Rindu negarawan
A
A
A
SITUASI politik negeri ini sedang tidak kondusif. Ada nuansa saling jegal, saling serang, dan saling sikut antarelemen bangsa demi pertarungan menuju Pemilu 2014. Seperti diprediksi sebelumnya, tahun 2012 dan 2013 memang pantas disebut sebagai tahun politis.
Sebab hampir semua sendi kehidupan berbangsa dan bernegara tidak bisa dipisahkan dari unsur politisasi. Publik dan masyarakat luas semakin sulit membedakan mana yang masuk kategori politisasi dan mana yang masuk kategori murni dari hati nurani. Kalaupun ada perbedaan, itu sangatlah tipis. Hanya masyarakat yang jeli dan cermat serta melek informasi yang bisa membacanya.

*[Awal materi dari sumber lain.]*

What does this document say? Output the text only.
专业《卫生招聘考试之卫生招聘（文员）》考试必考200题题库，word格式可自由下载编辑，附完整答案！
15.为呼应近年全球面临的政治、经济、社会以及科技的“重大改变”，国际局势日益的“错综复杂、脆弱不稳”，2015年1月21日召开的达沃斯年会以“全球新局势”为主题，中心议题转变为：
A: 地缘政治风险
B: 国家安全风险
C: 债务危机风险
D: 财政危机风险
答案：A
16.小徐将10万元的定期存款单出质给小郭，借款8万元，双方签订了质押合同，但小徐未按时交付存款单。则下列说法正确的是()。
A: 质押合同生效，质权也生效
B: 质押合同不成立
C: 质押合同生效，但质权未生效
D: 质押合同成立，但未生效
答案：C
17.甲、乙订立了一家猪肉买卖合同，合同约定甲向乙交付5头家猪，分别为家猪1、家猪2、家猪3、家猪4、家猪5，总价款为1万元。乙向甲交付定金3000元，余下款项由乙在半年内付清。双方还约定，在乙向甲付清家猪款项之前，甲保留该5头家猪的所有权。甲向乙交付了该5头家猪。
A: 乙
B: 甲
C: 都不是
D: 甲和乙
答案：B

Masyarakat yang kurang jeli dan cermat bisa termakan, baik secara sadar maupun tidak sadar, untuk mengikuti arahan sang elite. Sebenarnya situasi seperti ini wajar-wajar saja. Hampir setiap event politik, baik itu pilkada, kongres parpol maupun suksesi di organisasi apa pun, selalu dibumbui tensi tinggi dalam rivalitas perebutan posisi, kursi, dan kekuasaan.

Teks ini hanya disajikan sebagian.